There are plenty of strategies and tools to use when negotiating, but perhaps none are as effective as time. Time is a unique tool that can be used to move a stalled negotiation forward in order to help you achieve your desired outcome. Do keep in mind, however, that time is a tool that works for both sides so you should never forget it’s power. When used correctly, time pressure can lead to remarkable outcomes for negotiators, so here are a few ways you can use timing to your advantage.

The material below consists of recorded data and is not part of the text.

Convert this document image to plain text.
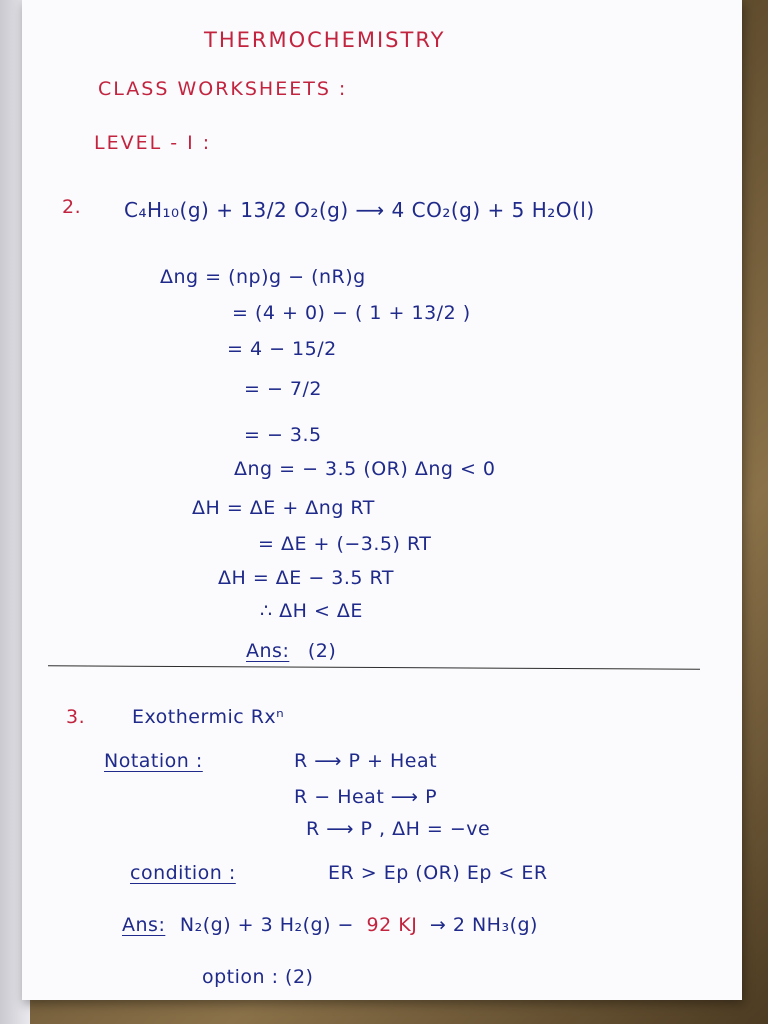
THERMOCHEMISTRY
CLASS WORKSHEETS :
LEVEL - I :
2. C₄H₁₀(g) + 13/2 O₂(g) ⟶ 4 CO₂(g) + 5 H₂O(l)
Δng = (np)g − (nR)g
= (4 + 0) − ( 1 + 13/2 )
= 4 − 15/2
= − 7/2
= − 3.5
Δng = − 3.5 (OR) Δng < 0
ΔH = ΔE + Δng RT
= ΔE + (−3.5) RT
ΔH = ΔE − 3.5 RT
∴ ΔH < ΔE
Ans: (2)
3. Exothermic Rxⁿ
Notation :	R ⟶ P + Heat
R − Heat ⟶ P
R ⟶ P , ΔH = −ve
condition :	ER > Ep (OR) Ep < ER
Ans: N₂(g) + 3 H₂(g) − 92 KJ → 2 NH₃(g)
option : (2)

- Figure Out the Right Time to Make a Deal
Unless you are forced to make a decision right away due to an urgent business need, you can wait for the right time to step in and negotiate a deal. It’s a proven fact that there are certain times when better deals can be made. Think about buying a car for example. Oftentimes you can get a better deal at the end of the month because the salesmen need to hit their quota and the dealerships need to sell a certain number of cars. The same is true for real estate. Buyers are more likely to negotiate during the winter months when housing sales are slower than in the peak of spring. When you are negotiating a business deal, some companies might be more willing to negotiate closer to the end of the quarter or the fiscal year when they are more motivated to close the deal. Therefore, consider your timing and choose a time that is most advantageous for you.
- Never Let the Negotiations Drag On
Negotiations are most effective when they happen over a short period of time. The longer the other party has to think about the deal, the more time they have to “shop around” for something better. The key is to leverage the amount of time the customer has to make a decision. For example, let them know that you are willing to offer a special price but you can only honor it for today. Otherwise, you will have to sell it to someone else. This time pressure strategy is an effective technique for getting the other party to close the deal.
- Choose the Right Time to Offer Concessions
Ideally, the initial stages of the negotiation should be spent learning about the other’s needs and trying to uncover what is motivating them. This gives you an idea of what to use as a bargaining tool. For example, if you know the other party is highly motivated by price, you know you have to be prepared to offer your best deal. The key, however, is knowing when to do it. Offering the lowest price right off the bat will make it look like you are willing to concede easily and they might push for other concessions as well. Therefore, wait until you are just about to close the deal and come in with that last ‘punch’ right at the end offering your best price. Even though you knew all along you could offer that price, that last minute price change makes your customer feel as though they are getting a deal.
- Strategically Plan the Time of the Negotiation
Imagine you are working on a large sale and you have to meet with the head of the factory. You schedule your meeting at 9:00 a.m. and the boss spends several hours haggling with you and refuses to back down. Now, imagine you had this same negatition scheduled at 4:00 in the afternoon. There’s a good chance that the boss will move things much faster because he is anxious to wrap up and head home for the day. When you enter into the negotiation, let your counterpart know that you have a limited amount of time with them before your next meeting. This can help speed things along and puts a little pressure on them to move forward.